Eating Smiling Banana Leaf’s fried tilapia with mango causes you to imagine a tropical clime. The colorful plate also combines carrots, cabbage, spinach and sweet-and-sour sauce to complete its slightly eclectic flavor profile. Because there’s no such thing as having too much mango, order the mango with sticky rice dessert.
[5901 Bryant St., Highland Park; 412/362-3200,; photo by Laura Petrilla]


Studio A.M.

This spot exudes a casually cool vibe and gives brunch dishes a facelift: Maple anglaise and raspberry drizzles enhance the made-to-order French toast. The small buffet covers side and main dishes; stellar offerings have included potatoes au gratin and cheese-stuffed chicken. Coffee and juice are fresh. The studio doesn’t always offer Sunday brunch weekly; book your seats in advance.
[225 E. Eighth Ave., Homestead;,; Sunday brunch only]


MIX Salad Concept

There may be a time and place for ranch-covered iceberg lettuce. But MIX Salad Concept’s offerings are the antithesis. The company offers four salad options every month — one each of vegetarian, vegan, poultry and seafood. We love the “spring chicken,” a combination of arugula, fennel and roasted chicken, dressed in a rosemary-blood orange vinaigrette. Beyond arugula, MIX is incorporating other nutrient-dense greens, such as Swiss chard, into its May selections.
[Available for delivery and catering; 412/447-8505,; photo by Laura Petrilla]


One Eleven

Cioppino can be terrible if the seafood’s not cooked properly. Here, the elements — whitefish, scallops, shrimp — marry nicely in the broth. An unexpectedly filling appetizer is the polenta in tomato purée with lamb sausage and goat cheese. Dim lighting adds to the ambiance at this white-tablecloth establishment in charming downtown Greensburg.
[113 S. Pennsylvania Ave., Greensburg; 724/420-5711,]


Feast on Brilliant

While you’re shopping the selection of artisanal goods, from local chocolate to cucumber soda, an expert can put together your toasted roast-beef and blue sandwich on a stirata roll. Perhaps you’re instead in the mood for soup or an apple-pecan salad. Either way, it’ll be ready in a jiffy, as will any of the prepared foods in the case, such as quinoa patties.
[27 Brilliant Ave., Aspinwall; 412/781-2323,; photo by John Altdorfer]
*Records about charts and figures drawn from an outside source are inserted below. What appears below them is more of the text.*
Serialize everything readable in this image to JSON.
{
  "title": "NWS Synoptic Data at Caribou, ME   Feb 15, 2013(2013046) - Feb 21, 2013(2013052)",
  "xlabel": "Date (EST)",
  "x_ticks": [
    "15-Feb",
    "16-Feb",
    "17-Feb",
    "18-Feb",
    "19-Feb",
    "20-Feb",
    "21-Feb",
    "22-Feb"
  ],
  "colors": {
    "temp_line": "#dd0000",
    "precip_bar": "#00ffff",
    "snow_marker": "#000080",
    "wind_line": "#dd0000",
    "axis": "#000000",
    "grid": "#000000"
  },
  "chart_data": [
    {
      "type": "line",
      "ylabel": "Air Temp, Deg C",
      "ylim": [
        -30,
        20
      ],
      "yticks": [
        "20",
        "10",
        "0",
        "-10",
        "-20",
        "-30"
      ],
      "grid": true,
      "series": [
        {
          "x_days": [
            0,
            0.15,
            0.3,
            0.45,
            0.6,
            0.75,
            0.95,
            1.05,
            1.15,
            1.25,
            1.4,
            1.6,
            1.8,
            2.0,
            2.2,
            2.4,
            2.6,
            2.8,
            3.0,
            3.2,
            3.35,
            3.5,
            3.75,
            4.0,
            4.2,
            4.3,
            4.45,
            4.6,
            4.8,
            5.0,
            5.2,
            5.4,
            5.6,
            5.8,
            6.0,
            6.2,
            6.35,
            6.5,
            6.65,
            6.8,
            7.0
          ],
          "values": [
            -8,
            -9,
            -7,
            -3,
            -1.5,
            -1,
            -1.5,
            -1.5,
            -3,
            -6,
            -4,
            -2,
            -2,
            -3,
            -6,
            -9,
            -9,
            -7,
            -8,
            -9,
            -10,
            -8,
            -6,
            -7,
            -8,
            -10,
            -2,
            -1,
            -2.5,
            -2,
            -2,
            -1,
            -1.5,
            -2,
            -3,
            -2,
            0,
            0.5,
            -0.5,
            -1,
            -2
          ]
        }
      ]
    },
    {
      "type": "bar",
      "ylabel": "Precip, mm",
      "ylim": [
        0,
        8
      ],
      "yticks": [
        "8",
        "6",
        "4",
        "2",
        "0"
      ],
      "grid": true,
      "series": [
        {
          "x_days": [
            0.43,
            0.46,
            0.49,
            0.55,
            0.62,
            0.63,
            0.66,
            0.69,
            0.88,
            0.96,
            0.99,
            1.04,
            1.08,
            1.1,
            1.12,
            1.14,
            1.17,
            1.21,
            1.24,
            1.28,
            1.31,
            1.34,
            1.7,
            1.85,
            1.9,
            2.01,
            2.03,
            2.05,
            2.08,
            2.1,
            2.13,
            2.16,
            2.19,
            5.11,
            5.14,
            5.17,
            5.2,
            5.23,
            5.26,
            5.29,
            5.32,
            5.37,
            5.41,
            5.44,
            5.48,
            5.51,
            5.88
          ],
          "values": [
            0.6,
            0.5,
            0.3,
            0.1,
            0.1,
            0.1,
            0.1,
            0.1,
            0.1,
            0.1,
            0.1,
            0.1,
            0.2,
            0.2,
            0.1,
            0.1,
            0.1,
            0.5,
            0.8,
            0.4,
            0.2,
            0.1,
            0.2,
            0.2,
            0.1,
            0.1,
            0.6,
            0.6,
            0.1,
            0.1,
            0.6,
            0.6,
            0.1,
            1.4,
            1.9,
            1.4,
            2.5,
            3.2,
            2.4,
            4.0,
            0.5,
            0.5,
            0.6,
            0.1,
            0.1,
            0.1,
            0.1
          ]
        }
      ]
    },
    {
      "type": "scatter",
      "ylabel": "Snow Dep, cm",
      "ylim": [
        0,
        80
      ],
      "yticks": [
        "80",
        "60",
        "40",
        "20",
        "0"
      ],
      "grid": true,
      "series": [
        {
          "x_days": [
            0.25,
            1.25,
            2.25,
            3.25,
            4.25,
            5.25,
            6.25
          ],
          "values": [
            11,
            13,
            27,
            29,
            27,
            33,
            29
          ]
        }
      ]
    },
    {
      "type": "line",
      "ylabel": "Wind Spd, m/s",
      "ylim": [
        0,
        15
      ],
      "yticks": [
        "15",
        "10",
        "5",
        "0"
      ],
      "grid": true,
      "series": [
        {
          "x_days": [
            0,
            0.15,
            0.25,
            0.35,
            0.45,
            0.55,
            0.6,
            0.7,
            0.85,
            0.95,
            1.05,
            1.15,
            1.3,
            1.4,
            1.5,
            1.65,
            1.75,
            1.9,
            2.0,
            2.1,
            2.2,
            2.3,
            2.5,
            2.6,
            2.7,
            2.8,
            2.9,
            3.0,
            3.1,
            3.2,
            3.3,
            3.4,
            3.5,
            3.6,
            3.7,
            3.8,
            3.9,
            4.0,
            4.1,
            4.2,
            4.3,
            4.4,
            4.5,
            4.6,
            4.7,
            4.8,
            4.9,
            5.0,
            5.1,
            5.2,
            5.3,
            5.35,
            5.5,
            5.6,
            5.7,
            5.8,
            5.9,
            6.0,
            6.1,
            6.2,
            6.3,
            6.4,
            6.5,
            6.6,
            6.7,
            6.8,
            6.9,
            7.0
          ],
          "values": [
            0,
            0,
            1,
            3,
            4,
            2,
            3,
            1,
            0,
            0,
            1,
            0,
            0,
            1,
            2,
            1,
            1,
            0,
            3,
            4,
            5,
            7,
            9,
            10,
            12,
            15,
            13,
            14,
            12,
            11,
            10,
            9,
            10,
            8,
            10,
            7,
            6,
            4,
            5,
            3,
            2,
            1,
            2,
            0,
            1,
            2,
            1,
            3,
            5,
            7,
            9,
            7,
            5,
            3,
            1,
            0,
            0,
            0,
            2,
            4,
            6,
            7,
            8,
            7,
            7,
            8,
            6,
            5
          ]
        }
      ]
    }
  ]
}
The Independent Brewing Co.

The sammich, with its caramelized beer onions and spinach pesto, is an optimum vegetarian option, not requiring the optional add-ons of sausage or falafel. Small, large and dessert plates are refined, yet they still match well with the local craft brews. The top-notch bar program includes draft cocktails.
[1704-1706 Shady Ave., Squirrel Hill; 412/422-5040,]


Josephine Oria, Founder | La Dorita

Argentine-born Josephine Oria wears her many hats well: businesswoman, mom and wife. She established La Dorita in 2009 in honor of her grandmother, whose dulce de leche recipe she still uses. Many know dulce de leche, a milk jam, to taste sweet, but Oria says its uses span the gamut from coffee enhancement to turkey glaze. She sources raw milk locally for her all-natural product, which first hit shelves at Whole Foods Market. In addition to producing the addictive spread in original and dark chocolate flavors, La Dorita makes a liqueur and runs an incubator kitchen in Sharpsburg for startup businesses.   

Kitchen values?
My first kitchen value is just real food … And I believe in cooking. I think you should get your kids into the kitchen as early as possible. 

Favorite season for cooking?
I have no favorite season. If there’s one thing I like, it’s change … [I look forward to] going to the grocery store and finding figs again. 

Pro tip?
I look at [various] recipes and know I can swap white or brown sugar for the dulce de leche. 

Best way to use the liqueur?
In the summer months, it’s great in shakes … One of our favorite ways to drink it is over ice.